Коронат молчал.
— Mais répondez, donc! [419]— язвила Анна Ивановна.
— Отвечай же! помнишь? — приставала Машенька.
Но Коронат только пыхтел в ответ.
— Ну, вот видишь, какой ты безнравственный мальчик! ты даже этого утешения мамаше своей доставить не хочешь! Ну, скажи: ведь помнишь?
— Помню, — процедил сквозь зубы Коронат.
— Ну, повтори! повтори же, что́ я говорила! Вот при дяденьке повтори!
— «Дурные поступки сами в себе заключают свое осуждение» * , — произнес красный как рак Коронат, словно клещами вытянули из него эту фразу.

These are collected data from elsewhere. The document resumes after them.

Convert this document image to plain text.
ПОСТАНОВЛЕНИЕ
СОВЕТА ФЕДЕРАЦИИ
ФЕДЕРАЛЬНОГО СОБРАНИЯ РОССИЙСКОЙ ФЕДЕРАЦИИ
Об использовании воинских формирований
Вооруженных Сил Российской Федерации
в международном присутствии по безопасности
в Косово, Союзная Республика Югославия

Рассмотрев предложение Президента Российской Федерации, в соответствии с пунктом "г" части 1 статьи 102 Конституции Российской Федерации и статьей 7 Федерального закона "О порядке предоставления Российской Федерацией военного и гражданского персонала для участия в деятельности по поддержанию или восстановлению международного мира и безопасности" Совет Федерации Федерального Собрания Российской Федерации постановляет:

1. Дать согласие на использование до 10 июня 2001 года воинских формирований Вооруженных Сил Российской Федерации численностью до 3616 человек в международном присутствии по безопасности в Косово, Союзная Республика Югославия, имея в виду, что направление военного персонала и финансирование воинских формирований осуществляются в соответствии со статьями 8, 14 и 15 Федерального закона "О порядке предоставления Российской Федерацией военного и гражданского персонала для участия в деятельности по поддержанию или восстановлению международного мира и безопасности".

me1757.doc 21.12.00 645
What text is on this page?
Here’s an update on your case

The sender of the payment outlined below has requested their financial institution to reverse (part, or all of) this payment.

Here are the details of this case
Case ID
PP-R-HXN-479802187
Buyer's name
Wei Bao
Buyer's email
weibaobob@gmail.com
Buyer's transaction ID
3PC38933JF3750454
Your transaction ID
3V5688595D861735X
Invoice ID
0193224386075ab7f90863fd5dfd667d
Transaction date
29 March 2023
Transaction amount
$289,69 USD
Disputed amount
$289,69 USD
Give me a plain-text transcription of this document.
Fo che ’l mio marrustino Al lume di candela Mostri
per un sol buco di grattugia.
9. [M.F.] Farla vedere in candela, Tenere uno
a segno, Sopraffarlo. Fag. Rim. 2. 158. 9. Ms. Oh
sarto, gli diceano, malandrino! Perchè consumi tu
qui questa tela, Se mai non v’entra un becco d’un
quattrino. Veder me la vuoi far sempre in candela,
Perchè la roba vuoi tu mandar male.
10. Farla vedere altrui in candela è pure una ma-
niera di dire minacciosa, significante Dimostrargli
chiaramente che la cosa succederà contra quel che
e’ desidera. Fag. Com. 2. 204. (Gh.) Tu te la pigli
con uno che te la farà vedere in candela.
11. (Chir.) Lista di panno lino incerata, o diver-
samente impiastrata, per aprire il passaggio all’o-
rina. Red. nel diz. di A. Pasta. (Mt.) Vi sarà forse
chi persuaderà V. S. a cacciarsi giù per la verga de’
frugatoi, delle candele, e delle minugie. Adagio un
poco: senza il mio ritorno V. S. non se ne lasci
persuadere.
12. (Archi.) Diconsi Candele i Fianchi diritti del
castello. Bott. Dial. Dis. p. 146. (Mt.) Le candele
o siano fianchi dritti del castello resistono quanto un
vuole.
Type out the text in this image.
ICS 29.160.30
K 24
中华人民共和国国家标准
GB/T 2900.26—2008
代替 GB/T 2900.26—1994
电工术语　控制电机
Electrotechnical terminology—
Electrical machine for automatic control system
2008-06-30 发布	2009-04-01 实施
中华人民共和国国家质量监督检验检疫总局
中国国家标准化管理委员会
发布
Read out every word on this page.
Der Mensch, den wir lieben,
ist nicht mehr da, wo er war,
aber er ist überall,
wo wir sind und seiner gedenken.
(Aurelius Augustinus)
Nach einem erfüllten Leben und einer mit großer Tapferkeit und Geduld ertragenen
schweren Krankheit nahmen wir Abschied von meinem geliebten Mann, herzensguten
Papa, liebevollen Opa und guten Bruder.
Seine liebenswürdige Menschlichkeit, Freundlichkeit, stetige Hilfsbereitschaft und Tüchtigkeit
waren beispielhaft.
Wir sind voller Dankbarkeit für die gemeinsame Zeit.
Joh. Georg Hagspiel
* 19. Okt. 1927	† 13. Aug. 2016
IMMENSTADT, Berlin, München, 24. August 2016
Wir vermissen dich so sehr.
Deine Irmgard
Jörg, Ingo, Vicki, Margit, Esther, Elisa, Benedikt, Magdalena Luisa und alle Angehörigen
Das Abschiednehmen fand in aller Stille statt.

— Ну, видишь ли, друг мой! Вот ты себя дурно вел сегодня — следовательно, сам же себя и осудил. Не я тебя оставила без пирожного, а ты сам себя оставил. Вот и дяденька то же скажет! Не правда ли, cher cousin? [420]
— Ну, что касается до меня, то я полагаю, что если Коронат осудил себя сам, то он же не только может простить самого себя, но даже и даровать себе право на двойную порцию пирожного! — выразился я, стараясь, впрочем, придать моему ответу шуточный оттенок, дабы не потрясти родительского авторитета.
— Видишь, какой дяденька добрый! Ну, так и быть, для дяденьки ты получишь сегодня пирожное. Но ты должен дать ему обещание, что вперед будешь воздерживаться от дурных поступков. Обещаешься?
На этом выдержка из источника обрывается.